Jul 26, 2011

East Turkestan: Chinese Military Hospitals Black Hole for Detainees?

World Uyghur Congress leader Rebiya Kadeer fears for injured Uyghur protesters transferred to Chinese military hospitals after 18 July clashes.  Kadeer alleges that relocation to these hospitals usually results in death.

Below is an article published by AFP:

An exiled leader of China's Uyghur minority has said she feared for the safety of dozens of people she said were injured in recent clashes with police in the country's Xinjiang region and then detained.

Rebiya Kadeer, the US-based president of the World Uiyghur Congress, said that about 70 injured Uyghurs were transferred from a civilian to a military prison hospital after the violence on July 18 in the remote city of Hotan.

"They collected all of them and brought them to a military (prison) hospital. It is clear whenever an injured Uighur is brought to a military hospital, he will never be released alive," Kadeer told AFP in an interview.

Kadeer said that Uyghurs have raised complaints for years about military prisons. She charged that prisoners in the past have been killed -- perhaps to harvest their organs, a practice long alleged by activists.

Chinese state media said that 18 people died in Hotan, an oasis on the ancient Silk Road, in violence around a police station.

State media called it a "terrorist" attack. It said that a crowd set upon the police station and killed four and that police then "gunned down" the attackers.

Kadeer disputed the account and said that the death toll may be higher. A spokesman for her group last week told AFP that 20 protesters had been killed.

She said the Uyghurs had gone to the police station and attempted to seize officers as they sought leverage to gain information on missing loved ones.

Kadeer defended the move, saying that it did not constitute violence.

"Of course I am against violence, but in this case the protesters were the ones who were attacked by Chinese police and they reacted to defend themselves. They have the right to know the whereabouts of their loved ones," she said.

"This is very different from in Western countries where police are there to protect people from being attacked. In China, they arrest simple people so they are the criminals; they just wear uniforms," she said.

"They arrest people whenever they want, they beat people whenever they want."

Xinjiang -- a vast, arid but resource-rich region bordering Central Asia -- is home to more than eight million Uyghurs, who speak a Turkic language and are mostly Muslims.

Many are unhappy with what they say have been decades of repressive rule and unwanted immigration by China's Han majority.

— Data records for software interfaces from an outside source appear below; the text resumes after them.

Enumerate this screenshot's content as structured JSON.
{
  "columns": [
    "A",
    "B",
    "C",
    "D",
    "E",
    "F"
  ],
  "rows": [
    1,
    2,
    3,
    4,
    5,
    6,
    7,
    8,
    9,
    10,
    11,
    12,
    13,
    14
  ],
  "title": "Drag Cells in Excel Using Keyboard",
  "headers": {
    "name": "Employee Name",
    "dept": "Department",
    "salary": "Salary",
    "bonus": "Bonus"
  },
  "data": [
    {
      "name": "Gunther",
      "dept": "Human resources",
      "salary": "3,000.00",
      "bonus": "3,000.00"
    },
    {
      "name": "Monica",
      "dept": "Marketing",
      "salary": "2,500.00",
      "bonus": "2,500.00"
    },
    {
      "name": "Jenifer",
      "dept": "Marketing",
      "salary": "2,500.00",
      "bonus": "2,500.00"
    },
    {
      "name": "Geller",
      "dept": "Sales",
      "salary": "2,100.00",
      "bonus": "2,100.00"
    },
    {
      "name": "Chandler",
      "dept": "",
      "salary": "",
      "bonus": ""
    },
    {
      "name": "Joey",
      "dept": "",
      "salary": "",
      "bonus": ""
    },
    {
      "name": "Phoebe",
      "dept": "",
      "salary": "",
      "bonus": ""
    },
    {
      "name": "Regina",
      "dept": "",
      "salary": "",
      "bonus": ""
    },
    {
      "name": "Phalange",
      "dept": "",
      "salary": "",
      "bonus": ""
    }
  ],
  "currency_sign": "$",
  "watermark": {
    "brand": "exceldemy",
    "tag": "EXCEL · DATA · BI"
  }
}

The government says nearly 200 people were killed and 1,700 injured in 2009 riots in the regional capital Urumqi, where witnesses recounted attacks by Uyghurs on Han Chinese in China's worst ethnic bloodletting in decades.

New York-based Human Rights Watch in its latest annual report said that hundreds of people detained after the Urumqi riots remained unaccounted for.

Kadeer said that Chinese authorities had rounded up Uyghurs in house-to-house searches in Hotan, leading to the frustrations. She said Uyghurs who sought information about loved ones faced threats themselves.

By Kadeer's tally, authorities have sentenced some 40 Uyghurs to death in recent months. She accused the United States of sending the wrong signals to China, pointing to the visit to Washington last month by Xinjiang's Communist Party chief, Zhang Chunxian.

"China was just looking at the reaction of the Western world and the United States. When they saw that there was nothing, it emboldened the Chinese authorities," she said.

Kadeer, a former department store tycoon and mother of 11, spent six years in prison until China freed her in 2005 to the United States. China has since accused her of fomenting unrest, charges she denies.